I know that you’ve seen all the hype around AI and Machine Learning. It’s probably warranted. AI is in the process of making huge changes in how we work and live.

Recently, though, I saw a good reminder of how much that machine learning is still dependent on the proper inputs, and of course, that means someone giving the machine the proper data.

You may have seen a recent Washington Post story about Family Tree Now, a website that seems to crawl various public databases and grab all sorts of information about people, when they were born, where they lived, etc. Yeah, it’s creepy to think about all of that information being collected up for the world to look at, and the Post article focuses on letting us know how to “opt-out” of that site.

Naturally, my wife and I decided to look ourselves up and see what the site knew about us, and clearly it had access to a lot of public records, it had a variety of address records going back years. Creepy? Sure. The site also had a list of possible relatives and associates, and that’s where someone seems to have made some poor choices when it came to inputs.

The first thing she noticed about her information was that the first possible relative listed, was my first wife. As you might imagine, she was not thrilled, or impressed with the AI. Clearly, Family Tree Now missed some public records, like my divorce! For myself, yeah my first wife was listed as a possible relative, as were her parents and siblings. Again, they missed a record, but fair enough. I also noticed a long list of potential associates, people who I had no connection to at all. Upon further inspection, I realized that much of that list seemed to be made up of people who lived at one of my former addresses, well after I had left. I’m not sure who decided that made for a potential associate.

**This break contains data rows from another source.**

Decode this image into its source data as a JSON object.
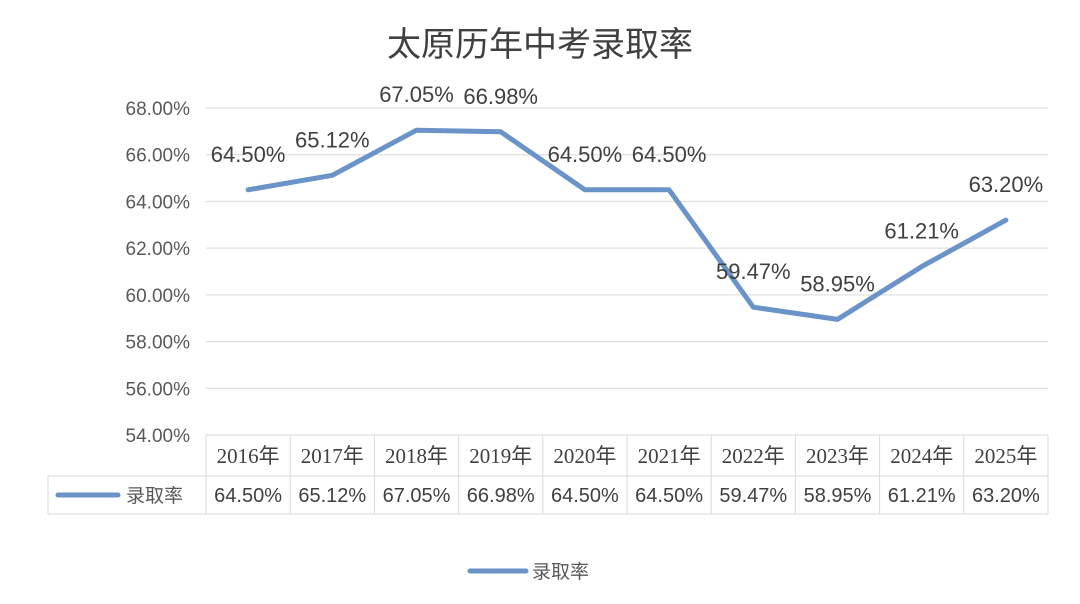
{
  "chart_data": {
    "type": "line",
    "title": "太原历年中考录取率",
    "categories": [
      "2016年",
      "2017年",
      "2018年",
      "2019年",
      "2020年",
      "2021年",
      "2022年",
      "2023年",
      "2024年",
      "2025年"
    ],
    "series": [
      {
        "name": "录取率",
        "values": [
          64.5,
          65.12,
          67.05,
          66.98,
          64.5,
          64.5,
          59.47,
          58.95,
          61.21,
          63.2
        ],
        "labels": [
          "64.50%",
          "65.12%",
          "67.05%",
          "66.98%",
          "64.50%",
          "64.50%",
          "59.47%",
          "58.95%",
          "61.21%",
          "63.20%"
        ],
        "color": "#6a93c7"
      }
    ],
    "ylim": [
      54,
      68
    ],
    "ystep": 2,
    "ytick_labels": [
      "54.00%",
      "56.00%",
      "58.00%",
      "60.00%",
      "62.00%",
      "64.00%",
      "66.00%",
      "68.00%"
    ],
    "grid": true,
    "data_table": true,
    "legend_position": "bottom"
  }
}
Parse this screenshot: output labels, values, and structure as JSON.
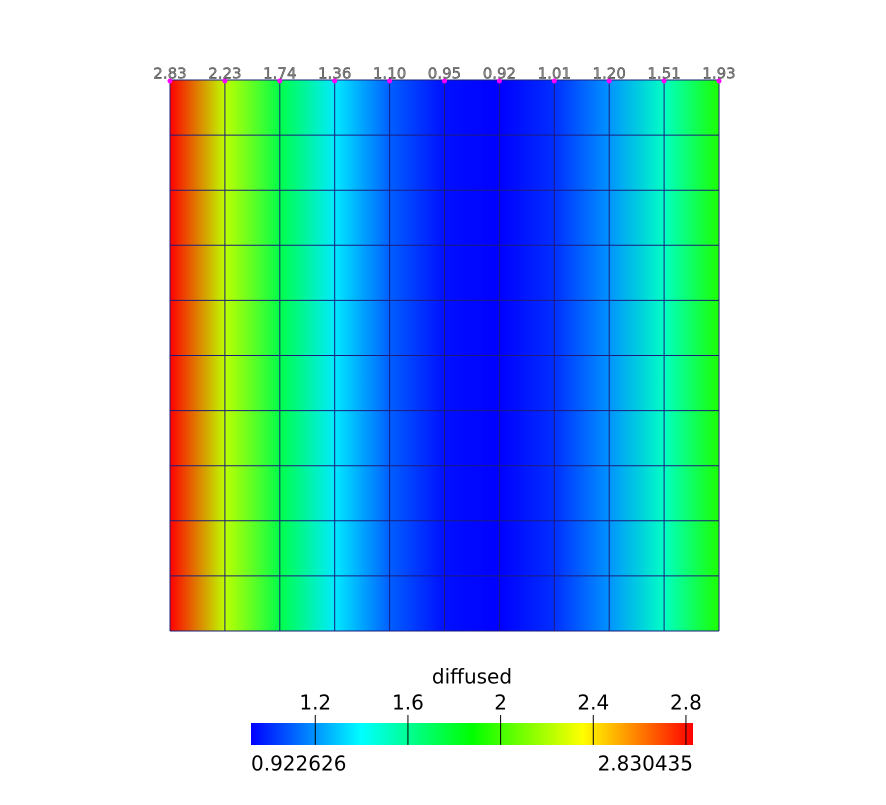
{
  "chart_data": {
    "type": "field",
    "values": [
      2.83,
      2.23,
      1.74,
      1.36,
      1.1,
      0.95,
      0.92,
      1.01,
      1.2,
      1.51,
      1.93
    ],
    "value_labels": [
      "2.83",
      "2.23",
      "1.74",
      "1.36",
      "1.10",
      "0.95",
      "0.92",
      "1.01",
      "1.20",
      "1.51",
      "1.93"
    ],
    "colormap": [
      "#0000ff",
      "#00ffff",
      "#00ff00",
      "#ffff00",
      "#ff0000"
    ],
    "colorbar": {
      "title": "diffused",
      "lim": [
        0.922626,
        2.830435
      ],
      "ticks": [
        1.2,
        1.6,
        2,
        2.4,
        2.8
      ]
    }
  }
}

In short, the technology to crawl through public records seems pretty decent, but maybe incomplete. The learning about what makes for a connection seems pretty illogical. But that all goes back to the programmers. The AI, I assume, was programmed to crawl, but someone didn’t include some records that would have made it clear that some family relationships had been annulled. It also used an overly simply logic to match up dates without looking at the end dates of residences. The machine knew that I lived somewhere in 1996-1997, and it knew I had a different address after that, it said so, but it was still looking at people from the same address 10 years later and assuming a connection. That’s a logical fallacy. The machine didn’t do that. 😉

Why is this important? Because whether you’re talking about Big Data analytics for business and marketing, or TAR in the eDiscovery industry, if the inputs and algorithms aren’t correct, you may end up with the wrong results. Don’t just assume the machine knows, make sure it’s measuring what you think it should be.